Deployment and Mobility
Reserved armies have an inherent strength when it comes to deployment and this is another huge advantage for this style of play... Basically you can ignore all the penalties imposed upon more conventional armies due to deployment. As I said above the vast majority of your army will arrive during the second turn and you can saturate the battlefield to gain advantage from the MTO strategy. Mycetic spores and Trygons deploy like drop pods so they are much less affected by the random chance of a mishap. Yrmgals can move and assault the turn they arrive from reserve. In my mind there are lots of advantages to this style of play. Gaunts, genestealers and Trygons can fleet... If need be all of these units can catch up to vehicles that can only move 12" or less with a good roll for run assuming the vehicle is no more than 18" away at the start of your turn. Obviously the winged Tyrant is fast as well. By combining this mobility with other aspects of your army you can quickly and effectively cover a lot of ground in a single turn. I have had games where my genestealer brood started 24" or more away from an enemy unit at turn four and was able to launch a game winning assault by the last turn... They are not perceived as a threat until its too late.

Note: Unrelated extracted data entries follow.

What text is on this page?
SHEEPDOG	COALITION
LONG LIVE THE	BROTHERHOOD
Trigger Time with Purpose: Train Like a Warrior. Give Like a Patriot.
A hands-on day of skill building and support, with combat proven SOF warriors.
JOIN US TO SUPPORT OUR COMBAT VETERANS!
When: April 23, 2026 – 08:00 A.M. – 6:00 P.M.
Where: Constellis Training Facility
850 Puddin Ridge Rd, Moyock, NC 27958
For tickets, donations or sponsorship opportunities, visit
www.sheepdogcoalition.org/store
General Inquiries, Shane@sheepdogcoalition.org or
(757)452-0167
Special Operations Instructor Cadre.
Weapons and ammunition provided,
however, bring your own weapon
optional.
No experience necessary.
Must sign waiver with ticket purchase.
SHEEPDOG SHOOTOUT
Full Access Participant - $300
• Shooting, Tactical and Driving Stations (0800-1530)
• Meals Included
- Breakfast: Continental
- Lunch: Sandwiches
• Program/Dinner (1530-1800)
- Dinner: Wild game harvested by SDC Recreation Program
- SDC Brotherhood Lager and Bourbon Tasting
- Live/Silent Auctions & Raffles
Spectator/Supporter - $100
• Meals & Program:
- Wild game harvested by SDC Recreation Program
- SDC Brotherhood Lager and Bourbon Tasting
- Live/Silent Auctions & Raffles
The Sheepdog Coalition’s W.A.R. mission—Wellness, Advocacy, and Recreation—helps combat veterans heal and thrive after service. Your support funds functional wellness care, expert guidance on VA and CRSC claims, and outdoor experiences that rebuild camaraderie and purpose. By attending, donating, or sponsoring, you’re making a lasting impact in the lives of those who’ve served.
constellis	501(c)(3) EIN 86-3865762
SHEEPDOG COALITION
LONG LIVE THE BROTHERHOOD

I played Dark Eldar before I decided to approach Tyranids. One major weakness of dark eldar is an army can die in droves during a single turn if you are careless or just plain unlucky-they are the ultimate glass hammer. I did not know what to expect when I decided to first start playing Tyranids but I have found they are much more resilient and thus much more forgiving. You can lose a couple units due to mistakes or bad luck and still have a good chance to win. This aspect (maybe more than anything else) makes for playing Tyranids more enjoyable for me. I think I have a good ratio of T3-T4-T6 units and a good mix will help to offset any one unit drawing focused fire.

This article was an overview how and why I play my army. I have addressed challenges to its effectiveness as a competitive army.


Brent said...

You really have done a great job in your Nid articles, Steve.

After I get my 'Crons finished - and painting doesn't take that long, really - the Bugs! are next.

And yea, I'm stealing some of your ideas!

Black Blow Fly said...

Thanks bro !!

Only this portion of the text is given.